In der Erklärung der Provisorischen Regierung vom 16. März 1917 war „die Abschaffung aller benachteiligenden Unterschiede infolge der Zugehörigkeit zu bestimmten … Nationalitäten“ als Prinzip ihrer Tätigkeit verkündet worden. (Lwow 1964a) Wie auch in der Bodenfrage verschleppte die Provisorische Regierung allerdings die Lösung der Nationalen Frage und setzte trotz der Erklärungen die Politik des alten Regimes teilweise und in neuen Formen fort. (vgl.
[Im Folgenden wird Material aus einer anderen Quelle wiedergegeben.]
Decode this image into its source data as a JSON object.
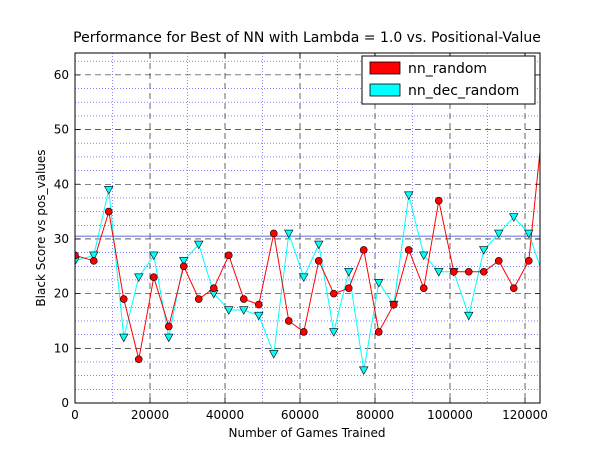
{
  "chart_data": {
    "type": "line",
    "title": "Performance for Best of NN with Lambda = 1.0 vs. Positional-Value",
    "xlabel": "Number of Games Trained",
    "ylabel": "Black Score vs pos_values",
    "xlim": [
      0,
      124000
    ],
    "ylim": [
      0,
      64
    ],
    "x_ticks": [
      0,
      20000,
      40000,
      60000,
      80000,
      100000,
      120000
    ],
    "y_ticks": [
      0,
      10,
      20,
      30,
      40,
      50,
      60
    ],
    "grid": true,
    "legend_position": "top-right",
    "reference_line": {
      "y": 30.5,
      "color": "#6b7fe6"
    },
    "series": [
      {
        "name": "nn_random",
        "color": "#ff0000",
        "marker": "circle",
        "x": [
          0,
          5000,
          9000,
          13000,
          17000,
          21000,
          25000,
          29000,
          33000,
          37000,
          41000,
          45000,
          49000,
          53000,
          57000,
          61000,
          65000,
          69000,
          73000,
          77000,
          81000,
          85000,
          89000,
          93000,
          97000,
          101000,
          105000,
          109000,
          113000,
          117000,
          121000,
          124000
        ],
        "y": [
          27,
          26,
          35,
          19,
          8,
          23,
          14,
          25,
          19,
          21,
          27,
          19,
          18,
          31,
          15,
          13,
          26,
          20,
          21,
          28,
          13,
          18,
          28,
          21,
          37,
          24,
          24,
          24,
          26,
          21,
          26,
          46
        ]
      },
      {
        "name": "nn_dec_random",
        "color": "#00ffff",
        "marker": "triangle-down",
        "x": [
          0,
          5000,
          9000,
          13000,
          17000,
          21000,
          25000,
          29000,
          33000,
          37000,
          41000,
          45000,
          49000,
          53000,
          57000,
          61000,
          65000,
          69000,
          73000,
          77000,
          81000,
          85000,
          89000,
          93000,
          97000,
          101000,
          105000,
          109000,
          113000,
          117000,
          121000,
          124000
        ],
        "y": [
          26,
          27,
          39,
          12,
          23,
          27,
          12,
          26,
          29,
          20,
          17,
          17,
          16,
          9,
          31,
          23,
          29,
          13,
          24,
          6,
          22,
          18,
          38,
          27,
          24,
          24,
          16,
          28,
          31,
          34,
          31,
          25
        ]
      }
    ]
  }
}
Trotzki 2010, 331ff.)

Im Verlaufe der Revolution waren es vor allem Finnland und die Ukraine, die mit ihrem Streben nach eigener Staatlichkeit den Verlauf der Dinge beeinflussten. Das vom Deutschen Reich besetzt Polen als der entwickeltere Teil des Russischen Reiches hatte von den Mittelmächten am 5. November 1916 die Zusage erhalten, einen eigenen Staat bilden zu können. Es schied damit aus den weiteren Auseinandersetzungen in dieser Frage aus. Das unabhängige Polen wurde von der Provisorischen Regierung am 1. April 1917 anerkannt. (Lwow 1964b) In den verschiedenen Regionen Russlands bildeten sich eine Vielzahl von Vertretungen, in denen nationale Interessen den Mantel für die Machtansprüche der örtlichen Eliten gegenüber der Provisorischen Regierung bildeten: Die Ukrainische Zentralrada, die Belorussische Rada, Nationalräte im Baltikum, in Georgien, Armenien und Aserbaidschan, verschiedene Islamische Räte usw. (Makarova 1982, 790) Sie verstanden sich, ähnlich wie in zunehmendem Maße die Provisorische Regierung und dann die Mehrheit der Konstituierenden Versammlung, mehr oder weniger offen als Gegenpol zur Sowjetbewegung. Vor dem Hintergrund der Verflechtung der nationalen Frage mit sozialökonomischen Widersprüchen konnten sie, wie auch die Provisorische Regierung, Zustimmung in verschiedenen Schichten der Bevölkerung finden.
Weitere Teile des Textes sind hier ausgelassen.